Dinas Kesehatan Kalimantan Timur mencatat terdapat tiga daerah dengan jumlah penderita TBC tertinggi yakni Samarinda, Balikpapan dan Kukar.
Informasi ini disampaikan Kepala Seksi Pencegahan dan Pengendalian Penyakit Menular Dinkes Kaltim dr Ivan Hariyadi pada Selasa (25/3/2025). Ia mengungkapkan hadirnya alat pendeteksi TBC di setiap puskesmas yang telah dilakukan Pemerintah sejak tahun 2024 lalu diharapkan dapat memudahkan masyarakat mengakses layanan kesehatan secara mandiri di fasilitas kesehatan terdekat.

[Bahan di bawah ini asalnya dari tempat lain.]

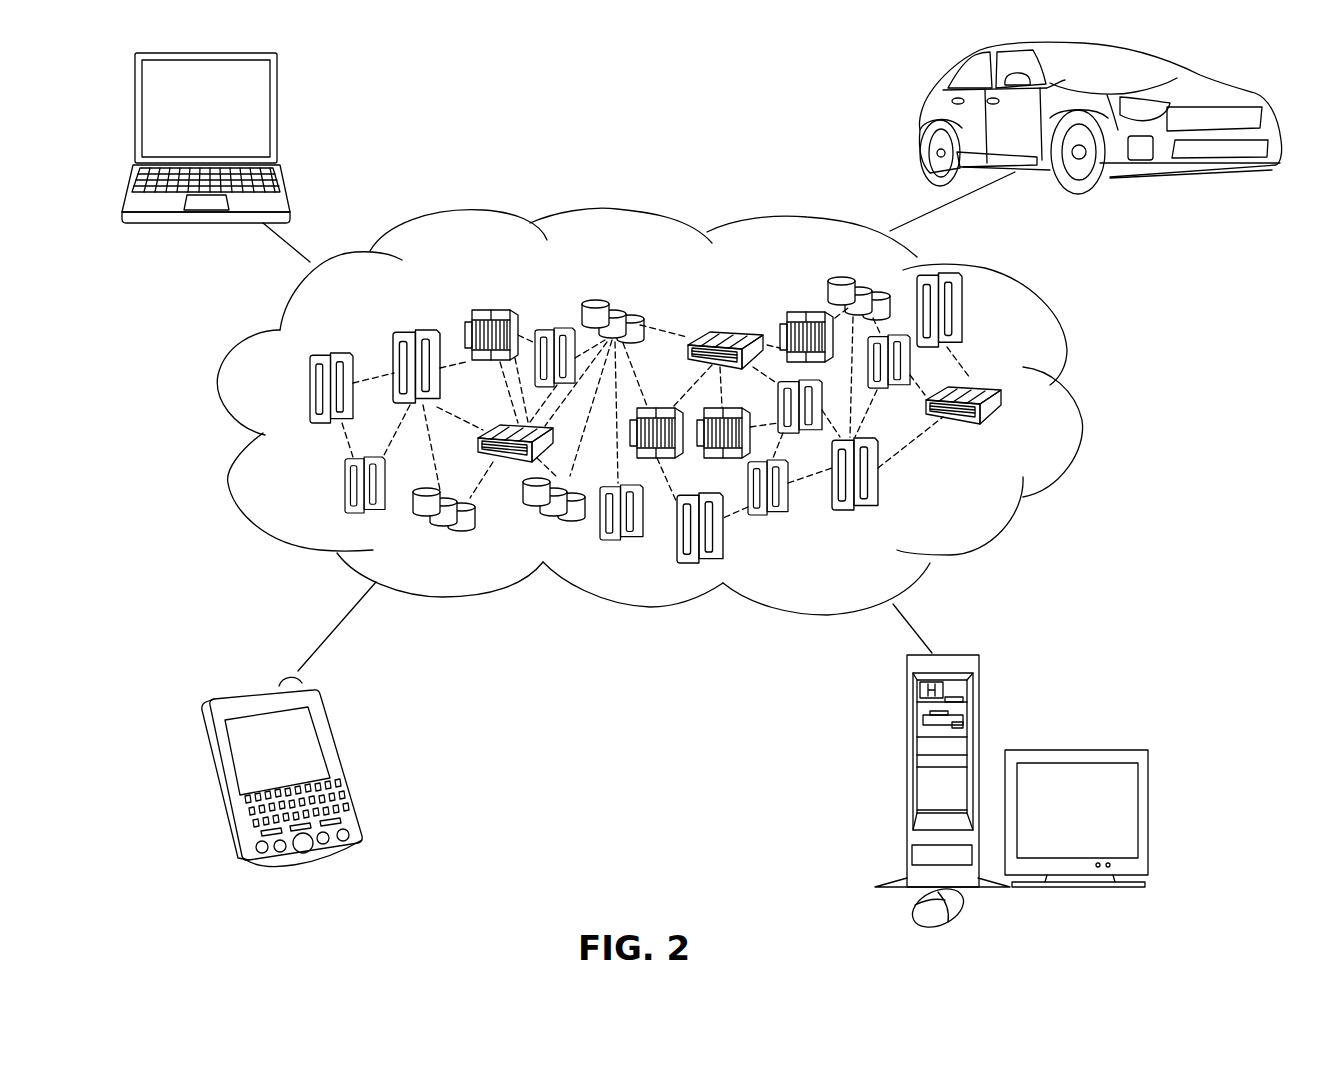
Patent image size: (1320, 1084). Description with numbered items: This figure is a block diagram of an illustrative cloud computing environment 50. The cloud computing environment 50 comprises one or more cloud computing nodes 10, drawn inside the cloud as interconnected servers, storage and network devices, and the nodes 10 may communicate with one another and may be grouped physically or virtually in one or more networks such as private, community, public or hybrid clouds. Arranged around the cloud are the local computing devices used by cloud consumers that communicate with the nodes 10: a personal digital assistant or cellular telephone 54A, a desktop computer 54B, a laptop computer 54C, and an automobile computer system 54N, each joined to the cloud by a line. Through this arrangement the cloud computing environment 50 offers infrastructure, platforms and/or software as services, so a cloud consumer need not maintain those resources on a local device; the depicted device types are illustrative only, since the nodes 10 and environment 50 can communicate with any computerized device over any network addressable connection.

Ia lanjut mengungkapkan, saat ini di seluruh Kaltim telah tersebar sebanyak 65 alat Tes Cepat Molekuler (TCM) di sejumlah puskesmas yang ada di 10 Kabupaten dan Kota.
“Dulu sebelum tahun 2024 hanya 36 unit,” katanya, di Samarinda, dilansir dari RRI, Selasa (25/3/2025).
Untuk itu, dirinya mengimbau masyarakat agar tidak perlu takut melakukan pemeriksaan secara dini. Hal ini disebabkan TBC bisa sembuh secara permanen setelah menjalani pengobatan intensif selama 6 bulan hingga 9 bulan.
“Segera mendatangi fasilitas kesehatan terdekat jika mengalami gejala batuk berkepanjangan dengan tipe batuk berdahak,” pintanya mengakhiri.